Top 10 Mutual Fund Investor Mistakes:
The most common missteps investors make when building a mutual fund portfolio-and how to avoid them.
- Paying too much attention to past performance. Taken at face value, a fund's performance can be misleading because it is difficult to know whether the performance is a result of real skill or randomness.
- Paying too much in expenses. Although costs may seem insignificant when they are expressed as a fractional percentage of the total value of a fund, over time a seemingly small difference in expenses can have a big effect on your retirement nest egg.
- Not knowing who is managing your money. Be wary of investing in a fund with a novice manager and stay apprised of managerial changes. With a new manager, past peformance is no indication of the new manager's stock picking abilities.
- Betting on a drifter. A drifter is a manager who invests outside of his benchmark which can upset your entire asset allocation.
- Buying a fund outside of its sweet spot. Avoiding funds with either small asset bases ($20 million) or too large.
- Allocating too much of your portfolio to focused funds. Focused funds are subject to far greater volatility. So, when parts of the market like gold, energy and emerging markets seem to be trending strongly upward, it's certainly tempting to put too much money into recent winners with the hopes that the gains will last.
- Failing to diversify properly. Your best approach is to view your portfolio from the perspective of asset allocation.
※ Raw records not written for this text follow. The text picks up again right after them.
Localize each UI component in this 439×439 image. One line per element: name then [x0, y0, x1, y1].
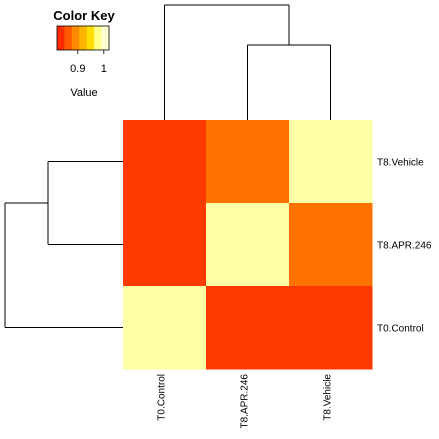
heatmap-cell: [206, 203, 290, 287]
heatmap-cell: [123, 286, 207, 370]
row-label: T0.Control: [377, 324, 424, 335]
column-label: T0.Control: [157, 374, 168, 421]
heatmap-cell: [289, 286, 373, 370]
heatmap-cell: [289, 120, 373, 204]
color-key-swatch: [94, 26, 103, 50]
color-key-swatch: [71, 26, 80, 50]
color-key-tick-label: 1: [101, 63, 107, 75]
heatmap-cell: [123, 203, 207, 287]
color-key-swatch: [101, 26, 110, 50]
column-dendrogram: [164, 4, 331, 120]
color-key-tick-label: 0.9: [70, 63, 85, 75]
color-key-ticks: 0.9 1: [70, 50, 107, 75]
row-dendrogram: [4, 161, 123, 328]
column-label: T8.Vehicle: [323, 374, 334, 421]
color-key-bar: [56, 25, 110, 51]
color-key-swatch: [64, 26, 73, 50]
column-labels: T0.Control T8.APR.246 T8.Vehicle: [157, 374, 334, 429]
color-key-title: Color Key: [53, 8, 115, 23]
color-key-swatch: [86, 26, 95, 50]
color-key: Color Key 0.9 1 Value: [53, 8, 115, 99]
row-label: T8.Vehicle: [377, 158, 424, 169]
column-label: T8.APR.246: [240, 374, 251, 429]
color-key-swatch: [79, 26, 88, 50]
heatmap-cell: [289, 203, 373, 287]
heatmap-cell: [123, 120, 207, 204]
row-labels: T8.Vehicle T8.APR.246 T0.Control: [377, 158, 432, 335]
heatmap-cell: [206, 120, 290, 204]
color-key-value-label: Value: [70, 87, 97, 99]
heatmap-cell: [206, 286, 290, 370]
row-label: T8.APR.246: [377, 241, 432, 252]
color-key-border: [56, 25, 110, 51]
heatmap-cells: [123, 120, 373, 370]
color-key-swatch: [57, 26, 65, 50]
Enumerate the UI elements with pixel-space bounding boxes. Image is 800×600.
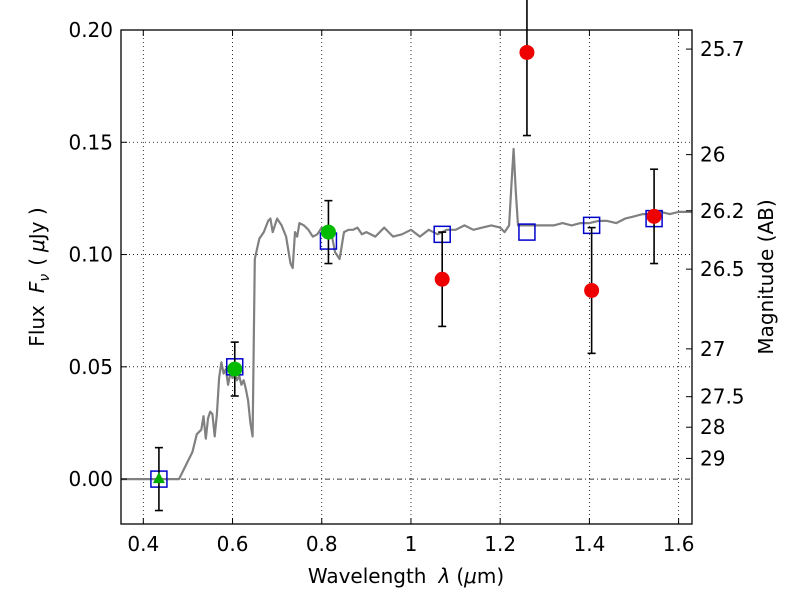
x-axis-ticks: 0.4 0.6 0.8 1 1.2 1.4 1.6 bbox=[127, 30, 695, 556]
y2-tick-label: 26 bbox=[700, 143, 725, 167]
detections-green-point bbox=[227, 361, 243, 377]
y-tick-label: 0.00 bbox=[68, 467, 113, 491]
detections-red-point bbox=[646, 208, 662, 224]
y-tick-label: 0.05 bbox=[68, 355, 113, 379]
grid-lines bbox=[121, 29, 692, 524]
detections-red-point bbox=[519, 44, 535, 60]
detections-red-point bbox=[584, 282, 600, 298]
y-tick-label: 0.10 bbox=[68, 243, 113, 267]
x-axis-label: Wavelength λ (μm) bbox=[308, 564, 504, 588]
y2-tick-label: 28 bbox=[700, 415, 725, 439]
y2-tick-label: 26.2 bbox=[700, 199, 745, 223]
x-tick-label: 0.6 bbox=[217, 532, 249, 556]
model-spectrum-line bbox=[121, 147, 692, 481]
y2-tick-label: 26.5 bbox=[700, 257, 745, 281]
x-tick-label: 1 bbox=[405, 532, 418, 556]
x-tick-label: 1.4 bbox=[573, 532, 605, 556]
model-photometry-square bbox=[518, 223, 536, 241]
plot-frame bbox=[120, 29, 693, 525]
x-tick-label: 0.8 bbox=[306, 532, 338, 556]
y2-tick-label: 25.7 bbox=[700, 37, 745, 61]
detections-red-point bbox=[434, 271, 450, 287]
x-tick-label: 1.6 bbox=[663, 532, 695, 556]
detections-green-point bbox=[320, 224, 336, 240]
y-axis-label: FluxFν(μJy ) bbox=[25, 207, 53, 346]
y2-tick-label: 27 bbox=[700, 337, 725, 361]
y2-tick-label: 29 bbox=[700, 446, 725, 470]
y-tick-label: 0.20 bbox=[68, 18, 113, 42]
plot-area bbox=[121, 0, 692, 512]
y2-axis-label: Magnitude (AB) bbox=[754, 199, 778, 354]
y2-axis-ticks: 25.7 26 26.2 26.5 27 27.5 28 29 bbox=[686, 37, 745, 470]
y-axis-ticks: 0.00 0.05 0.10 0.15 0.20 bbox=[68, 18, 127, 491]
y-tick-label: 0.15 bbox=[68, 130, 113, 154]
detection-triangle bbox=[152, 472, 165, 484]
y2-tick-label: 27.5 bbox=[700, 385, 745, 409]
x-tick-label: 1.2 bbox=[484, 532, 516, 556]
x-tick-label: 0.4 bbox=[127, 532, 159, 556]
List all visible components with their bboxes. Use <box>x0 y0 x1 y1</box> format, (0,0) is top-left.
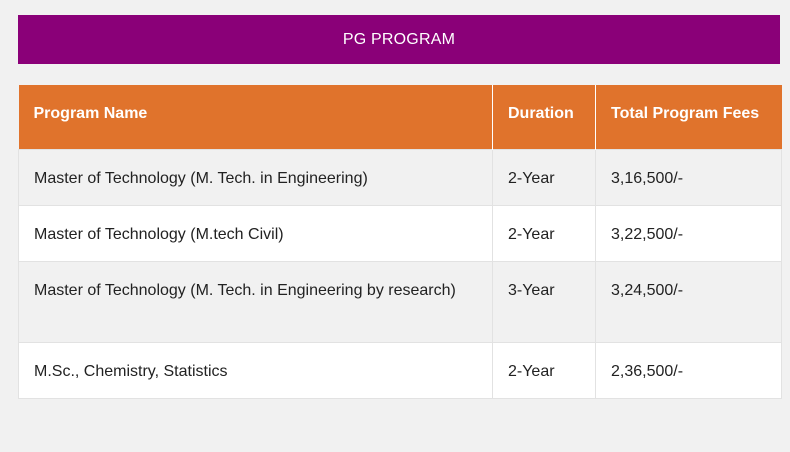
program-name-cell: Master of Technology (M.tech Civil) <box>18 204 493 262</box>
table-header-row: Program Name Duration Total Program Fees <box>18 85 782 149</box>
duration-cell: 2-Year <box>492 148 596 206</box>
duration-cell: 3-Year <box>492 260 596 343</box>
fees-cell: 3,16,500/- <box>595 148 782 206</box>
header-duration: Duration <box>492 85 596 149</box>
program-name-cell: M.Sc., Chemistry, Statistics <box>18 341 493 399</box>
table-row: Master of Technology (M.tech Civil) 2-Ye… <box>18 204 782 262</box>
fees-cell: 3,24,500/- <box>595 260 782 343</box>
table-row: Master of Technology (M. Tech. in Engine… <box>18 260 782 343</box>
table-row: Master of Technology (M. Tech. in Engine… <box>18 148 782 206</box>
duration-cell: 2-Year <box>492 204 596 262</box>
page-title-banner: PG PROGRAM <box>18 15 780 64</box>
program-name-cell: Master of Technology (M. Tech. in Engine… <box>18 148 493 206</box>
fees-cell: 3,22,500/- <box>595 204 782 262</box>
program-fees-table: Program Name Duration Total Program Fees… <box>18 85 782 399</box>
header-program-name: Program Name <box>18 85 493 149</box>
table-row: M.Sc., Chemistry, Statistics 2-Year 2,36… <box>18 341 782 399</box>
duration-cell: 2-Year <box>492 341 596 399</box>
page-title: PG PROGRAM <box>342 30 456 48</box>
header-total-program-fees: Total Program Fees <box>595 85 782 149</box>
fees-cell: 2,36,500/- <box>595 341 782 399</box>
program-name-cell: Master of Technology (M. Tech. in Engine… <box>18 260 493 343</box>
- Holding too many funds. Keep it simple. Seek out the best-in-class funds to follow your asset allocation. Start off with evaluating which funds from your core holdings and then begin to allocate your portfolio with funds and/or ETFs that fill a particular need.
- Investing for tax avoidance. Your first consideration should be to make sound investement choices.
- Not having a firm policy on when to sell. Keep an eye on how the fund is peforming against its peers and its stated benchmark. Sell laggards.
According to Fidelity: “The key to long-term success can lie in a diversified portfolio - neither all stock funds, which may pose too much bear market risk, nor all bond funds and cash, which provide little potential for growth. Too often, the fear of being caught in a down market causes some investors to err on the side of caution - and they end up reducing their stock holdings.”